I met Jeane in the 1980s. My husband, Allan Gerson, was her counsel for the U.N. post. They talked politics. She and I communed over food. The first dinner I attended was at her official residence in the Waldorf Astoria in New York.

At my table was the Soviet chief delegate, Oleg Troyanovsky. Trying to cut his overcooked quail, Troyanovsky called it as tough as the American delegate's foreign policy. Jeane and I laughed about it later because her chef always insisted on serving quail -- and it was always tough.

Several times, Jeane invited my husband and me to the French region of Provence, where she rented a house and later built one, conveniently located right next to the three-star restaurant Oustau de Baumaniere. While there, we went to the markets, shopping and then cooking most of our meals.

Once we dined at Les Baux, as we called it. The Kirkpatricks, living on professors' salaries, didn't worry about the spiraling cost of the meal. They savored every morsel and took delight as I dipped into my first chocolate souffle with mint.

But it was in Washington over the past 20 years that we enjoyed so many meals together, first at her house and then, after Kirk died, at restaurants. Often we went to Jean-Louis at the Watergate and later to Palena or Michel Richard Citronelle, all restaurants she loved, carefully discussing the quality of each dish.

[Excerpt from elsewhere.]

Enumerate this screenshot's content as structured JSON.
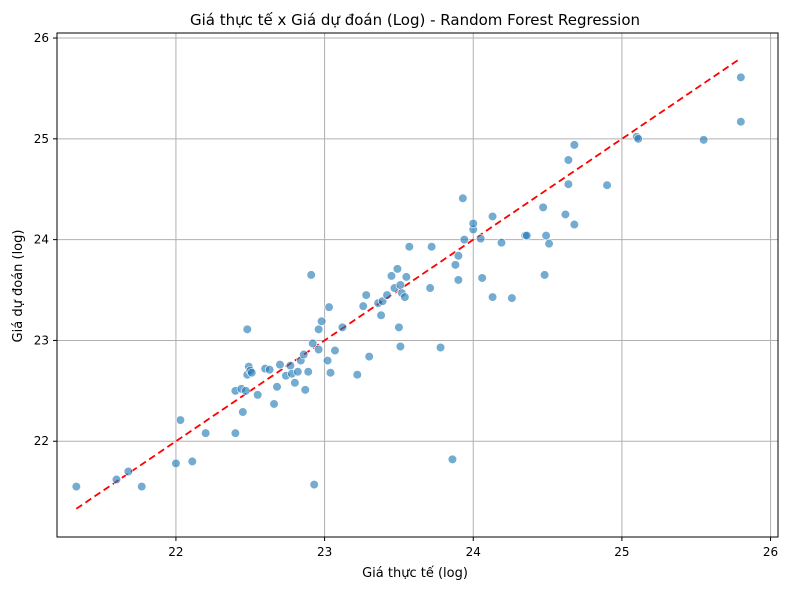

Jeane liked the holiday season best. Before Christmas, she would have us dress the tree, calling it true ecumenicalism. As my Jewish children unwrapped the ornaments, she would tell the story of the angel handed down from her mother, the Styrofoam eggs covered in glitter made by her sons and White House Christmas tree ornaments that she received each year. I realized then that the Christmas tree told the story of her family just as our Passover Seder, at which she was a regular, became the story of ours.

Even during the U.N. years she would shine at Christmas and Thanksgiving, where everything was prepared from scratch: turkey, fruit stuffing, and pecan, chocolate cream and fruit pies.